Como evoluiu o volante desde os anos 50

12 novembro 2018

Falamos do volante, cujo papel foi evoluindo ao longo da história: do aro que utilizávamos para virar, com luvas para evitar as bolhas e não escorregar das mãos, a melhor assistente que agora estaciona por nós e nos permite controlar a velocidade, a música ou o telefone sem desviar o olhar da estrada. Vejamos como este componente mudou ao longo de quase 70 anos de história através de seis modelos da Seat.

Anos 50: nesta década, o volante era um aro fino, grande e rijo, feito de baquelite e exigia que a condução fosse um exercício de força. “Nos modelos luxuosos como o Seat 1400, inspirado nos automóveis americanos, incluíam detalhes como o logotipo em cobre ou o interruptor de máximos. Até a alavanca da caixa de velocidades estava na mesma coluna de direção” afirma Isidre López, responsável dos Veículos Clássicos Seat.

Anos 60: nos modelos comprados pela classe média, como o Seat 600, o volante reduzia-se à mínima expressão: “Trata-se de um elemento destinado a permitir virar o automóvel, que não tem comandos nem logotipos, apenas integrando a buzina, que naquela época era o aviso da nossa presença para outros condutores e peões, que não estavam acostumados a conviver com veículos”, comenta aquele especialista.

Anos 70: na história do volante, o aro reduz de tamanho progressivamente e empregam-se novos materiais sintéticos acolchoados para aumentar a comodidade e a segurança dos condutores.

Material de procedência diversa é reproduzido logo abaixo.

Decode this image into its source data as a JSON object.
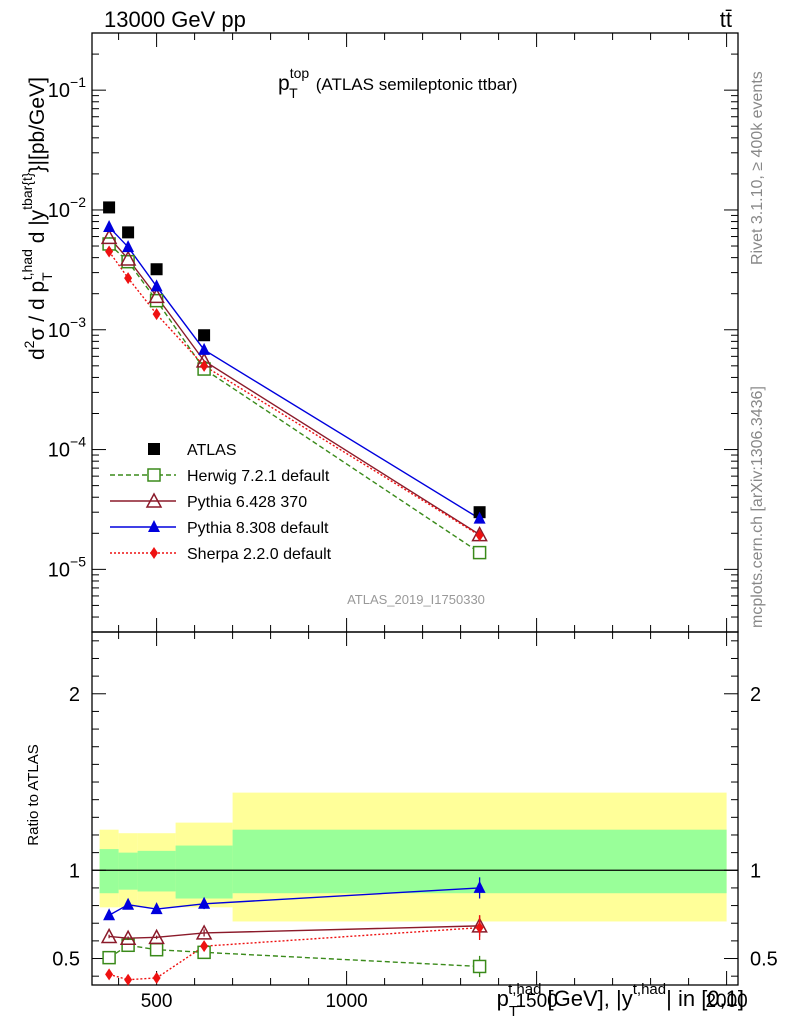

Nos anos 70 nasce o Seat 850 Spider e os volantes desportivos tornam-se num símbolo de glamour. Nesta época começam a surgir os raios de metal e os mostradores circulares. Isidre López conta que “este modelo causou sensação pelo desenho desportivo e com estilo. O acabamento em madeira dava-lhe um toque de luxo e os dois raios perfurados acrescentavam o aspeto de carro de corridas”. Modelos como o Seat 124 tornam-se um sucesso no final dos anos 70: “A buzina já não está no centro, mas sim nos raios laterais ao alcance do polegar”.

Anos 80 e 90: com a chegada da direção assistida, o diâmetro do volante vai diminuindo permitindo ao condutor ganhar em comodidade e segurança. “Nos primeiros Seat Ibiza, esta peça é mais grossa e feita de um material semelhante à borracha, portanto mais suave e ergonómica”, comenta o responsável pela coleção histórica da marca. Nas décadas seguintes somar-se-ão novas funções: “Na geração seguinte do Ibiza dos anos 90 já integra airbag e, na terceira, o volante já permitirá controlar o volume do rádio e mudar de estação emissora”.

Atualmente: tornaram-se em assistentes para estacionar ou corrigir automaticamente a trajetória e ter toda a informação à mão. São algumas das funções de que dispõe agora o condutor: “Modelos como o Seat Ateca, o Arona ou o Ibiza permitem-nos controlar a temperatura, a música, a rota, a velocidade ou a autonomia e até fazer chamadas a partir do volante. Todos os dados aparecem centralizados no painel de instrumentos para evitar distrações”.

Os volantes do futuro: o condutor terá cada vez mais controlo sobre o veículo sem ter que tirar as mãos do volante. Porém, “com os anos e os avanços rumo ao veículo autónomo, poderão até desaparecer por completo”, conclui Isidre López.